WOLFENBÜTTEL/CELLE. In Anwesenheit zahlreicher Gäste aus dem In- und Ausland, darunter Landtagsvizepräsident Bernd Busemann und Angehörige von im Nationalsozialismus Hingerichteten und Inhaftierten, wurde in Wolfenbüttel gestern das Richtfest für das neue Dokumentationszentrum der Gedenkstätte in der JVA Wolfenbüttel gefeiert. Kultusminister Grant Hendrik Tonne sowie Finanzminister Reinhold Hilbers hoben die internationale Bedeutung des Gedenkstätte hervor und dankten den Planern sowie Bauleuten für ihr Engagement bei der Errichtung des Dokumentationszentrums, das seinen Besuchern die Möglichkeit geben soll, sich intensiv mit der Geschichte der Justiz und des Strafvollzugs im Nationalsozialismus auseinanderzusetzen – samt den Brüchen und Kontinuitäten nach 1945.

Gedenkstättenleiterin Martina Staats verwies auf die Folgen, die die Verbrechen an den Gefangenen auf deren Angehörige hatten.

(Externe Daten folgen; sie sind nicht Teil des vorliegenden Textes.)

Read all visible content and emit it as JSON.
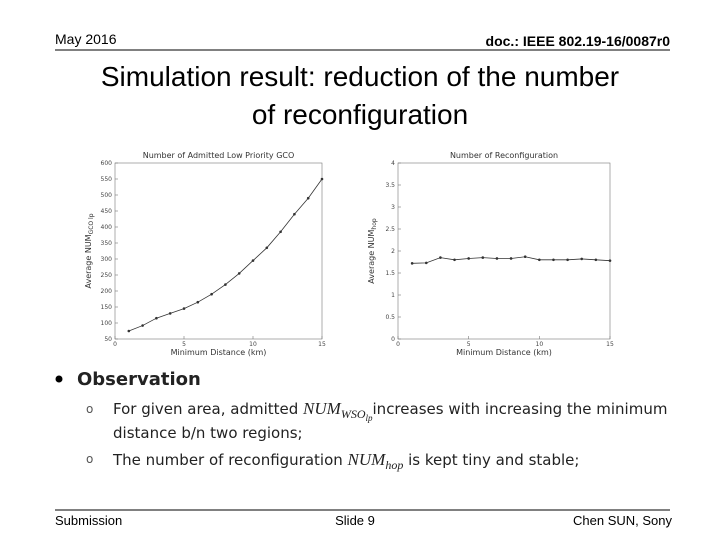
{
  "header": {
    "date": "May 2016",
    "doc": "doc.: IEEE 802.19-16/0087r0"
  },
  "title": [
    "Simulation result: reduction of the number",
    "of reconfiguration"
  ],
  "chart_data": [
    {
      "type": "line",
      "title": "Number of Admitted Low Priority GCO",
      "xlabel": "Minimum Distance (km)",
      "ylabel": "Average NUM",
      "ylabel_sub": "GCO lp",
      "x": [
        1,
        2,
        3,
        4,
        5,
        6,
        7,
        8,
        9,
        10,
        11,
        12,
        13,
        14,
        15
      ],
      "series": [
        {
          "name": "NUM GCO lp",
          "color": "#333333",
          "values": [
            75,
            92,
            115,
            130,
            145,
            165,
            190,
            220,
            255,
            295,
            335,
            385,
            440,
            490,
            550
          ]
        }
      ],
      "xlim": [
        0,
        15
      ],
      "xticks": [
        0,
        5,
        10,
        15
      ],
      "ylim": [
        50,
        600
      ],
      "yticks": [
        50,
        100,
        150,
        200,
        250,
        300,
        350,
        400,
        450,
        500,
        550,
        600
      ]
    },
    {
      "type": "line",
      "title": "Number of Reconfiguration",
      "xlabel": "Minimum Distance (km)",
      "ylabel": "Average NUM",
      "ylabel_sub": "hop",
      "x": [
        1,
        2,
        3,
        4,
        5,
        6,
        7,
        8,
        9,
        10,
        11,
        12,
        13,
        14,
        15
      ],
      "series": [
        {
          "name": "NUM hop",
          "color": "#333333",
          "values": [
            1.72,
            1.73,
            1.85,
            1.8,
            1.83,
            1.85,
            1.83,
            1.83,
            1.87,
            1.8,
            1.8,
            1.8,
            1.82,
            1.8,
            1.78
          ]
        }
      ],
      "xlim": [
        0,
        15
      ],
      "xticks": [
        0,
        5,
        10,
        15
      ],
      "ylim": [
        0,
        4
      ],
      "yticks": [
        0,
        0.5,
        1,
        1.5,
        2,
        2.5,
        3,
        3.5,
        4
      ]
    }
  ],
  "observation": {
    "heading": "Observation",
    "items": [
      {
        "pre": "For given area, admitted ",
        "math": "NUM",
        "sub": "WSO",
        "subsub": "lp",
        "post": "increases with increasing the minimum",
        "cont": "distance b/n two regions;"
      },
      {
        "pre": "The number of reconfiguration ",
        "math": "NUM",
        "sub": "hop",
        "post": " is kept tiny and stable;"
      }
    ]
  },
  "footer": {
    "left": "Submission",
    "center": "Slide 9",
    "right": "Chen SUN, Sony"
  }
}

Im Unterschied zu ehemaligen KZ-Häftlingen waren die NS-Justizgefangenen auch nach 1945 noch lange mit dem Stigma des „Kriminellen“ behaftet, auch wenn es sich um Widerstandskämpfer handelte. Frau Staats dankte zudem der JVA und ihrem Leiter Dieter Münzebrock, dass der Gedenkstättenneubau auf dem JVA-Gelände errichtet werden kann.

Die Gedenkstätte in der JVA Wolfenbüttel wird von der Stiftung niedersächsische Gedenkstätten getragen. Deren Geschäftsführer Dr. Jens-Christian Wagner hob mit Verweis auf die Erfolge rechtsnationaler Parteien aktuelle Bezüge beim Blick auf die NS-Justiz hervor: „Die Nazis vertraten die Ideologie einer homogenen Gesellschaft, eine Ideologie, die als ‚gefährlich‘ bezeichnet, wer anders ist, und die fordert, diese Menschen wegzuschließen oder auszuweisen. Diese Ideologie gewinnt derzeit immer mehr Anhänger – und das nicht nur in Chemnitz, sondern überall in Deutschland und darüber hinaus.“ In Wolfenbüttel könne man lernen, welche Folgen eine solche Ideologie habe.

Die Gedenkstätte in der JVA Wolfenbüttel besteht seit 1990 und wird in Trägerschaft der Stiftung niedersächsische Gedenkstätten betrieben. Sie erinnert an über 500 Menschen, die hier zwischen 1937 und 1945 hingerichtet wurden. Zudem setzt sie sich kritisch mit der Geschichte und den Folgen der Justizverbrechen und des Strafvollzugs im Nationalsozialismus auseinander. Seit dem Abschluss eines ersten Neugestaltungsabschnittes im Sommer 2016 stehen insbesondere für junge Menschen im Rahmen von Gruppenbesuchen multimediale Möglichkeiten zur Vertiefung mit dem Thema zur Verfügung. Die ehemalige Hinrichtungsstätte wurde als Großexponat konserviert und gekennzeichnet. Das neue Dokumentationszentrum soll im Sommer 2019 samt einer umfassende Dauerausstellung zur Geschichte des Strafvollzugs und der Justiz im Nationalsozialismus eröffnet werden. Die Kosten belaufen sich auf rund 5,2 Mio. Euro und werden hälftig vom Bund und vom Land Niedersachsen getragen.